Pour Louis-Bernard Buchman, membre du conseil
de l’ordre de Paris, une autre réalité est à prendre en
compte : « les avocats n’ont pas assez conscience des
possibilités existantes ». Par exemple, les professionnels
du droit n’ont pas tous mis en place un site Internet. Il est
vrai que les structures de plus de dix avocats sont toutes
titulaires d’un site en ligne, plus ou moins fonctionnel.
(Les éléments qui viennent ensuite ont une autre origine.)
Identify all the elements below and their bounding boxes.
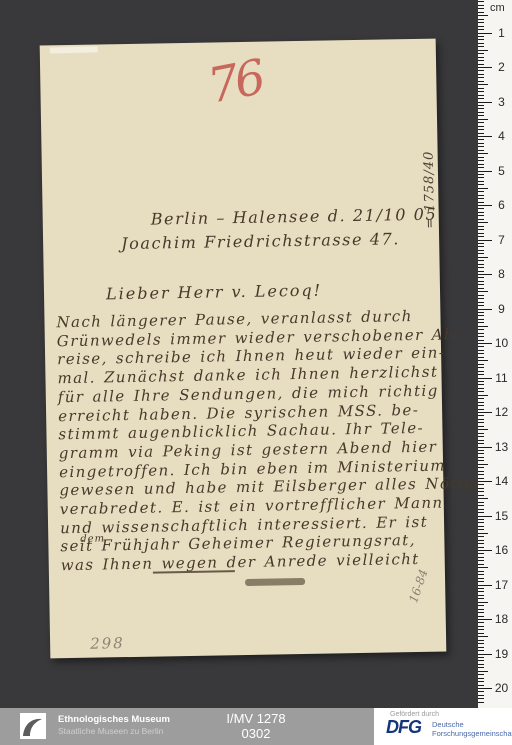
ruler-tick bbox=[478, 384, 484, 385]
paper-edge-sliver bbox=[50, 46, 98, 53]
ruler-tick bbox=[478, 560, 484, 561]
ruler-tick bbox=[478, 495, 484, 496]
ruler-tick bbox=[478, 436, 484, 437]
ruler-number: 10 bbox=[493, 336, 510, 350]
ruler-number: 13 bbox=[493, 440, 510, 454]
ruler-tick bbox=[478, 457, 484, 458]
ruler-tick bbox=[478, 426, 484, 427]
ruler-tick bbox=[478, 660, 484, 661]
ruler-tick bbox=[478, 177, 484, 178]
ruler-tick bbox=[478, 378, 492, 379]
ruler-tick bbox=[478, 340, 484, 341]
ruler-number: 5 bbox=[493, 164, 510, 178]
ruler-tick bbox=[478, 171, 492, 172]
ruler-tick bbox=[478, 250, 484, 251]
ruler-tick bbox=[478, 667, 484, 668]
ruler-tick bbox=[478, 53, 484, 54]
ruler-tick bbox=[478, 219, 484, 220]
ruler-tick bbox=[478, 526, 484, 527]
ruler-tick bbox=[478, 46, 484, 47]
ruler-tick bbox=[478, 574, 484, 575]
ruler-tick bbox=[478, 160, 484, 161]
ruler-tick bbox=[478, 585, 492, 586]
ruler-tick bbox=[478, 277, 484, 278]
ruler-tick bbox=[478, 402, 484, 403]
ruler-tick bbox=[478, 274, 492, 275]
ruler-tick bbox=[478, 591, 484, 592]
ruler-tick bbox=[478, 346, 484, 347]
ruler-tick bbox=[478, 616, 484, 617]
ruler-tick bbox=[478, 702, 484, 703]
ruler-tick bbox=[478, 19, 484, 20]
ruler-tick bbox=[478, 650, 484, 651]
ruler-tick bbox=[478, 519, 484, 520]
ruler-tick bbox=[478, 309, 492, 310]
ruler-tick bbox=[478, 550, 492, 551]
ruler-tick bbox=[478, 371, 484, 372]
ruler-tick bbox=[478, 553, 484, 554]
ruler-tick bbox=[478, 540, 484, 541]
ruler-tick bbox=[478, 633, 484, 634]
ruler-tick bbox=[478, 43, 484, 44]
ruler-tick bbox=[478, 440, 484, 441]
ruler-tick bbox=[478, 243, 484, 244]
ruler-tick bbox=[478, 564, 484, 565]
ruler-tick bbox=[478, 119, 488, 120]
ruler-tick bbox=[478, 419, 484, 420]
ruler-tick bbox=[478, 695, 484, 696]
ruler-number: 9 bbox=[493, 302, 510, 316]
ruler-tick bbox=[478, 57, 484, 58]
ruler-tick bbox=[478, 98, 484, 99]
ruler-tick bbox=[478, 360, 488, 361]
ruler-tick bbox=[478, 305, 484, 306]
ruler-tick bbox=[478, 685, 484, 686]
ruler-tick bbox=[478, 357, 484, 358]
ruler-tick bbox=[478, 226, 484, 227]
ruler-tick bbox=[478, 488, 484, 489]
ruler-tick bbox=[478, 60, 484, 61]
ruler-tick bbox=[478, 453, 484, 454]
ruler-tick bbox=[478, 143, 484, 144]
ruler-number: 12 bbox=[493, 405, 510, 419]
ruler-tick bbox=[478, 516, 492, 517]
ruler-tick bbox=[478, 671, 488, 672]
ruler-tick bbox=[478, 681, 484, 682]
ruler-tick bbox=[478, 184, 484, 185]
ruler-tick bbox=[478, 674, 484, 675]
ruler-tick bbox=[478, 605, 484, 606]
dfg-funding-panel: Gefördert durch DFG Deutsche Forschungsg… bbox=[374, 708, 512, 745]
ruler-tick bbox=[478, 253, 484, 254]
ruler-tick bbox=[478, 88, 484, 89]
ruler-tick bbox=[478, 288, 484, 289]
letter-body: Nach längerer Pause, veranlasst durchGrü… bbox=[56, 306, 453, 575]
ruler-tick bbox=[478, 5, 484, 6]
ruler-tick bbox=[478, 246, 484, 247]
ruler-tick bbox=[478, 74, 484, 75]
ruler-tick bbox=[478, 195, 484, 196]
ruler-tick bbox=[478, 388, 484, 389]
ruler-tick bbox=[478, 284, 484, 285]
ruler-number: 11 bbox=[493, 371, 510, 385]
strikethrough-anrede bbox=[245, 578, 305, 586]
ruler-tick bbox=[478, 443, 484, 444]
ruler-tick bbox=[478, 229, 484, 230]
ruler-tick bbox=[478, 409, 484, 410]
ruler-tick bbox=[478, 126, 484, 127]
ruler-tick bbox=[478, 447, 492, 448]
ruler-tick bbox=[478, 146, 484, 147]
ruler-tick bbox=[478, 39, 484, 40]
ruler-tick bbox=[478, 181, 484, 182]
ruler-tick bbox=[478, 84, 488, 85]
ruler-number: 4 bbox=[493, 129, 510, 143]
ruler-tick bbox=[478, 636, 488, 637]
ruler-tick bbox=[478, 191, 484, 192]
ruler-tick bbox=[478, 543, 484, 544]
ruler-tick bbox=[478, 433, 484, 434]
ruler-tick bbox=[478, 22, 484, 23]
ruler-tick bbox=[478, 654, 492, 655]
ruler-tick bbox=[478, 343, 492, 344]
letter-place-date: Berlin – Halensee d. 21/10 05 bbox=[151, 205, 438, 229]
ruler-tick bbox=[478, 657, 484, 658]
ruler-tick bbox=[478, 240, 492, 241]
ruler-tick bbox=[478, 678, 484, 679]
ruler-tick bbox=[478, 257, 488, 258]
ruler-tick bbox=[478, 64, 484, 65]
letter-address: Joachim Friedrichstrasse 47. bbox=[121, 229, 400, 253]
ruler-number: 19 bbox=[493, 647, 510, 661]
ruler-tick bbox=[478, 484, 484, 485]
ruler-tick bbox=[478, 212, 484, 213]
ruler-number: 16 bbox=[493, 543, 510, 557]
ruler-tick bbox=[478, 302, 484, 303]
pencil-note-bottom-right: 16-84 bbox=[406, 567, 430, 604]
ruler-tick bbox=[478, 67, 492, 68]
ruler-tick bbox=[478, 474, 484, 475]
ruler-tick bbox=[478, 398, 484, 399]
ruler-tick bbox=[478, 536, 484, 537]
ruler-number: 20 bbox=[493, 681, 510, 695]
ruler-number: 18 bbox=[493, 612, 510, 626]
dfg-name-line1: Deutsche bbox=[432, 720, 512, 729]
ruler-tick bbox=[478, 353, 484, 354]
pencil-note-298: 298 bbox=[90, 634, 125, 653]
ruler-tick bbox=[478, 336, 484, 337]
ruler-tick bbox=[478, 77, 484, 78]
ruler-number: 15 bbox=[493, 509, 510, 523]
ruler-tick bbox=[478, 15, 488, 16]
ruler-tick bbox=[478, 260, 484, 261]
ruler-tick bbox=[478, 271, 484, 272]
ruler-tick bbox=[478, 664, 484, 665]
ruler-tick bbox=[478, 581, 484, 582]
ruler-tick bbox=[478, 326, 488, 327]
ruler-tick bbox=[478, 133, 484, 134]
scan-viewer: 76 = 1758/40 Berlin – Halensee d. 21/10 … bbox=[0, 0, 512, 745]
ruler-tick bbox=[478, 364, 484, 365]
ruler-tick bbox=[478, 505, 484, 506]
dfg-name-line2: Forschungsgemeinschaft bbox=[432, 729, 512, 738]
ruler-tick bbox=[478, 698, 484, 699]
ruler-tick bbox=[478, 198, 484, 199]
ruler-tick bbox=[478, 291, 488, 292]
ruler-tick bbox=[478, 36, 484, 37]
ruler-tick bbox=[478, 622, 484, 623]
ruler-tick bbox=[478, 8, 484, 9]
ruler-tick bbox=[478, 50, 488, 51]
ruler-unit-label: cm bbox=[490, 2, 505, 14]
ruler-tick bbox=[478, 205, 492, 206]
ruler-number: 1 bbox=[493, 26, 510, 40]
ruler-tick bbox=[478, 319, 484, 320]
ruler-tick bbox=[478, 643, 484, 644]
ruler-tick bbox=[478, 112, 484, 113]
ruler-tick bbox=[478, 108, 484, 109]
ruler-tick bbox=[478, 188, 488, 189]
ruler-tick bbox=[478, 350, 484, 351]
ruler-tick bbox=[478, 450, 484, 451]
ruler-tick bbox=[478, 164, 484, 165]
ruler-tick bbox=[478, 1, 484, 2]
ruler-tick bbox=[478, 640, 484, 641]
ruler-tick bbox=[478, 509, 484, 510]
ruler-tick bbox=[478, 95, 484, 96]
ruler-tick bbox=[478, 529, 484, 530]
ruler-tick bbox=[478, 619, 492, 620]
dfg-logo: DFG bbox=[386, 717, 421, 738]
ruler-tick bbox=[478, 467, 484, 468]
ruler-tick bbox=[478, 367, 484, 368]
ruler-number: 17 bbox=[493, 578, 510, 592]
ruler-tick bbox=[478, 122, 484, 123]
ruler-tick bbox=[478, 70, 484, 71]
ruler-tick bbox=[478, 81, 484, 82]
ruler-number: 3 bbox=[493, 95, 510, 109]
ruler-tick bbox=[478, 12, 484, 13]
ruler-tick bbox=[478, 391, 484, 392]
ruler-tick bbox=[478, 153, 488, 154]
ruler-tick bbox=[478, 460, 484, 461]
ruler-tick bbox=[478, 102, 492, 103]
ruler-tick bbox=[478, 139, 484, 140]
ruler-tick bbox=[478, 595, 484, 596]
ruler-tick bbox=[478, 91, 484, 92]
ruler-tick bbox=[478, 174, 484, 175]
ruler-tick bbox=[478, 567, 488, 568]
ruler-tick bbox=[478, 422, 484, 423]
archive-page-number-red: 76 bbox=[203, 50, 266, 115]
ruler-tick bbox=[478, 522, 484, 523]
ruler-tick bbox=[478, 481, 492, 482]
ruler-tick bbox=[478, 571, 484, 572]
ruler-tick bbox=[478, 136, 492, 137]
ruler-tick bbox=[478, 150, 484, 151]
ruler-tick bbox=[478, 478, 484, 479]
ruler-tick bbox=[478, 609, 484, 610]
ruler-tick bbox=[478, 512, 484, 513]
ruler-tick bbox=[478, 602, 488, 603]
ruler-tick bbox=[478, 557, 484, 558]
letter-insertion-word: dem bbox=[80, 533, 105, 544]
ruler-tick bbox=[478, 547, 484, 548]
ruler-tick bbox=[478, 222, 488, 223]
ruler-tick bbox=[478, 267, 484, 268]
ruler-tick bbox=[478, 464, 488, 465]
ruler-tick bbox=[478, 578, 484, 579]
ruler-tick bbox=[478, 105, 484, 106]
ruler-number: 8 bbox=[493, 267, 510, 281]
ruler-tick bbox=[478, 322, 484, 323]
ruler-tick bbox=[478, 412, 492, 413]
ruler-tick bbox=[478, 264, 484, 265]
ruler-tick bbox=[478, 429, 488, 430]
letter-page: 76 = 1758/40 Berlin – Halensee d. 21/10 … bbox=[40, 39, 447, 659]
ruler-tick bbox=[478, 415, 484, 416]
ruler-tick bbox=[478, 233, 484, 234]
ruler-tick bbox=[478, 333, 484, 334]
ruler-tick bbox=[478, 29, 484, 30]
ruler-tick bbox=[478, 374, 484, 375]
ruler-tick bbox=[478, 208, 484, 209]
archive-footer-bar: Ethnologisches Museum Staatliche Museen … bbox=[0, 708, 512, 745]
ruler-tick bbox=[478, 236, 484, 237]
cm-ruler: cm 1234567891011121314151617181920 bbox=[478, 0, 512, 708]
ruler-tick bbox=[478, 598, 484, 599]
ruler-tick bbox=[478, 215, 484, 216]
ruler-tick bbox=[478, 315, 484, 316]
ruler-tick bbox=[478, 202, 484, 203]
ruler-tick bbox=[478, 33, 492, 34]
ruler-tick bbox=[478, 502, 484, 503]
ruler-number: 6 bbox=[493, 198, 510, 212]
letter-salutation: Lieber Herr v. Lecoq! bbox=[106, 281, 322, 304]
ruler-tick bbox=[478, 629, 484, 630]
dfg-name: Deutsche Forschungsgemeinschaft bbox=[432, 720, 512, 738]
ruler-tick bbox=[478, 612, 484, 613]
ruler-tick bbox=[478, 471, 484, 472]
ruler-tick bbox=[478, 312, 484, 313]
ruler-tick bbox=[478, 626, 484, 627]
ruler-tick bbox=[478, 115, 484, 116]
ruler-tick bbox=[478, 26, 484, 27]
ruler-tick bbox=[478, 381, 484, 382]
ruler-tick bbox=[478, 647, 484, 648]
ruler-tick bbox=[478, 533, 488, 534]
ruler-number: 7 bbox=[493, 233, 510, 247]
ruler-tick bbox=[478, 167, 484, 168]
ruler-tick bbox=[478, 405, 484, 406]
ruler-tick bbox=[478, 691, 484, 692]
ruler-tick bbox=[478, 295, 484, 296]
ruler-tick bbox=[478, 129, 484, 130]
ruler-tick bbox=[478, 329, 484, 330]
ruler-tick bbox=[478, 157, 484, 158]
ruler-tick bbox=[478, 588, 484, 589]
ruler-tick bbox=[478, 688, 492, 689]
ruler-number: 14 bbox=[493, 474, 510, 488]
ruler-tick bbox=[478, 298, 484, 299]
ruler-number: 2 bbox=[493, 60, 510, 74]
ruler-tick bbox=[478, 491, 484, 492]
ruler-tick bbox=[478, 498, 488, 499]
ruler-tick bbox=[478, 281, 484, 282]
ruler-tick bbox=[478, 395, 488, 396]
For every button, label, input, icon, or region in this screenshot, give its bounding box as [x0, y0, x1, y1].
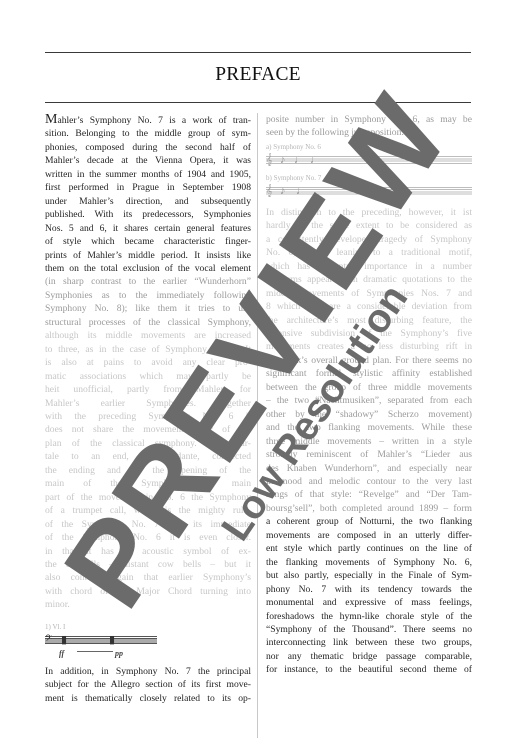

« Généralement ce sont des sites vitrines qui permettent
simplement d’informer sur les activités du cabinet », précise Elisabeth Oster. Néanmoins, d’après une étude de My
Cercle publiée en mars dernier, les petits cabinets restent
peu équipés en site Internet : un cabinet individuel sur
trois seulement en possède un. Pour ces avocats, la plateforme « Avocat.fr », mise en place par le Conseil national
des barreaux, peut être une bonne alternative afin d’être
présent sur Internet dans le respect des règles déontologiques sans réelle stratégie web à mettre en place.
« L’absence des mentions légales ainsi que les noms de
domaines sont les problèmes récurrents que nous rencontrons lors de l’examen du site Internet », continue la
responsable de la commission publicité du barreau de
Paris. Pour éviter de tels écueils, les professionnels du
droit peuvent se référer au guide de l’avocat numérique
ainsi qu’au vade-mecum de la communication, disponibles
en ligne sur le site du CNB. L’expansion de la communication à l’audiovisuel ainsi qu’aux publicités papiers, ne
doit pas faire oublier l’intérêt des outils un peu plus traditionnels que sont les plaquettes et cartes de visites. Les
plaquettes ont changé d’usage, mais pour Nathalie Rehby
elles restent « un outil de notoriété concret ». Un avis
partagé par Amaury Narbonne : « Nous tenons à nos plaquettes. Les clients connaissent très bien l’associé avec
lequel ils travaillent, mais n’ont pas forcément conscience
de tout l’environnement et des autres spécialités du cabinet ». Plus modernes, les cartes de visites contiennent par
exemple une référence à un compte Twitter ou un flash
code et les Powerpoint de présentation peuvent être complétés par des messages animés.
Quelle que soit la forme choisie, l’essentiel est que les
avocats se saisissent du marché publicitaire, à leur façon.
Les justiciables n’en pourront être que reconnaissants.